2 Athlete Foot Mistakes To Avoid
If you see patches of red and dry skin in between your toes, then it is likely that you have a case of athlete's foot. You may even have the condition if you see cracked skin across the heels and bottoms of your feet or if you notice large blisters forming. Once irregular patches appear or the feet seem unnaturally sore, meet with a podiatrist so that a positive diagnosis can be made. A simple visual inspection may be enough to identify the athlete's foot or a swab will be taken and tested. Testing will help to rule out both viral and bacterial infections that can sometimes produce similar symptoms as fungal infections. Usually, an anti-fungal cream will be prescribed to get rid of the fungi. However, an oral medication may be needed if the condition continues or worsens over time. You can prevent this from happening by making sure that you do not make the two common mistakes listed below.
Wearing the Same Shoes
The fungi that cause athlete's foot can be easily transferred from one person to another though skin contact. Even if direct contact is not made, the fungi can release from the feet of an infected individual and thrive in certain indoor or outdoor areas for a long period of time. The feet serve as the food source for the fungi, but the fungi can survive without food as long as they remain in wet and dark areas. The fungi then lie dormant until a bare foot picks up one or several hyphae from the ground. These fungal cells are extremely small, but they are tough enough to break through the skin. Once this occurs, new cells are produced and the infection spreads.
Unfortunately for you, fungi will not only remain dormant on swimming pool decks, gym floors, and public shower areas, but the hyphae will also remain inside your shoes if they are worn after your feet are infected. You may stop wearing the sneakers to allow your feet to heal, but you can easily reinfect yourself if you wear the shoes again before they are washed. This can result in an endless cycle of infection, healing, and reinfection if you do not wash your sneakers and other shoes.

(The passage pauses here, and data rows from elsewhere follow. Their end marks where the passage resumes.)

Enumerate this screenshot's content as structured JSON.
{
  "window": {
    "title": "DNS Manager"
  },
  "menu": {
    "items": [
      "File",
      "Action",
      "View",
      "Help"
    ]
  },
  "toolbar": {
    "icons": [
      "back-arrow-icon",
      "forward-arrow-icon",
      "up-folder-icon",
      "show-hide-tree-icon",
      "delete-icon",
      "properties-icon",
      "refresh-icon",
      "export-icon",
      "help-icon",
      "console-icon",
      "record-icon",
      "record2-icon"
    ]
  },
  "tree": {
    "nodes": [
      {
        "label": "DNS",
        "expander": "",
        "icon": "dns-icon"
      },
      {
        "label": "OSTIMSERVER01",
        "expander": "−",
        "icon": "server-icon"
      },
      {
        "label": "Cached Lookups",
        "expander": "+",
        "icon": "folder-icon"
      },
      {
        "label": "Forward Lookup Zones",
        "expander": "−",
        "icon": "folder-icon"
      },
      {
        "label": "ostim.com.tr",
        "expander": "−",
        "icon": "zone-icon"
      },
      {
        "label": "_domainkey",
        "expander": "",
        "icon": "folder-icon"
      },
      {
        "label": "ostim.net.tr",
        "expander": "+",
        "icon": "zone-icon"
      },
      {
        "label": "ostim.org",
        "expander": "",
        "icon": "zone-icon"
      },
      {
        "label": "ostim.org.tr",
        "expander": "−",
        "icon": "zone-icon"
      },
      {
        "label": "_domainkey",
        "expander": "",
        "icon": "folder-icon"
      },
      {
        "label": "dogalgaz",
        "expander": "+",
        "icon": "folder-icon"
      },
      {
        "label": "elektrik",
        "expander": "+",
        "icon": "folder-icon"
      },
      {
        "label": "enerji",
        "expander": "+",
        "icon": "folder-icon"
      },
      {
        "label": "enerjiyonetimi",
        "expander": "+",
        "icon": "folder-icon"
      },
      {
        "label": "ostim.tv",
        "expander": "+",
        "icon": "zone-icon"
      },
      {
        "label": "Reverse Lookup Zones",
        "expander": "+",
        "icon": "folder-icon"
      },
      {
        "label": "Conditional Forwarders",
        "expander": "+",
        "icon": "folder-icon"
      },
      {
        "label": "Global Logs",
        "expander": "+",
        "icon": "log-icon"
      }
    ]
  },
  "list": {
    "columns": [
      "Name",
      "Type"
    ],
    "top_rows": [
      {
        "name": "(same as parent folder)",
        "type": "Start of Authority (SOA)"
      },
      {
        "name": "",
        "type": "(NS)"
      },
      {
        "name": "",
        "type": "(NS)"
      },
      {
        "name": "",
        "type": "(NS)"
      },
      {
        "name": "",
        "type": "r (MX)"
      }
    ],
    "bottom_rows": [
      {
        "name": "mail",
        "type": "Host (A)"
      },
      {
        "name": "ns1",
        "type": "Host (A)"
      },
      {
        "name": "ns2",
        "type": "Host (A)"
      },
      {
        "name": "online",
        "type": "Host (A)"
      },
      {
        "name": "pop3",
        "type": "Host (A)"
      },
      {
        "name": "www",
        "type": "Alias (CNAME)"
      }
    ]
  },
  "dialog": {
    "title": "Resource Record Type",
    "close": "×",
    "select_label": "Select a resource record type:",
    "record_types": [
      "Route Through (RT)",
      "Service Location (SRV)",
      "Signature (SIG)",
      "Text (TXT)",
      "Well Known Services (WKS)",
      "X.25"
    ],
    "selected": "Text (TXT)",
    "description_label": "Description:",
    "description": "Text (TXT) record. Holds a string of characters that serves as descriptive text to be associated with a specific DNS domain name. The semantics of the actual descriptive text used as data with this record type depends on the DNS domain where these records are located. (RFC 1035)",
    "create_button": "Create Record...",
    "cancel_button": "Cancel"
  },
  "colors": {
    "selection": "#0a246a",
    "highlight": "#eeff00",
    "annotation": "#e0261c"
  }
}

Washing shoes in your washing machine is one of the best ways to kill the athlete's foot fungi that sit inside of them. The water must be extremely hot to kill the fungi though. Temperatures as high as 140 degrees are required during both the wash and rinse cycle. Your hot water heater may not be set high enough to produce this type of heat, so make sure to increase the water temperature if you need to. Afterwards, throw the shoes into the wash with any worn socks or towels used to dry the feet. Use your normal detergent and consider placing an anti-fungal additive into the wash. Tea tree oil, vinegar, and borax are a few good suggestions. Dry the clothing in your dryer afterwards.
Keeping the Feet Covered
Embarrassment as well as discomfort may prompt you to cover your feet with socks and shoes throughout the day. Not only will you need to continually wash these items, but they will leave the fungi to thrive in the perfect conditions. The feet contain about 250,000 sweat glands that produce about one-half a pint of sweat every day. This provides the moisture for the fungi while the socks keep the sun off the feet and heated as well.
Exposing the Feet
To reduce the optimal conditions for the fungi to thrive, make sure to keep your feet uncovered as much as possible. Invest in some plastic or polyethylene sandals to wear at home. Make sure to lightly wipe them with a 50% solution of water and bleach every day to kill the fungi that has transferred to the shoes. You also should consider exposing your feet to the sun for 15 to 30 minutes each day and using baby powder to soak up any moisture.
Although it is wise to keep the feet uncovered, try not to walk barefoot in your own house or in a public space or you may transfer the fungus to another person or reinfect yourself. Designating a pair of flip-flops or sandals for showering and gym use may help you to avoid this problem.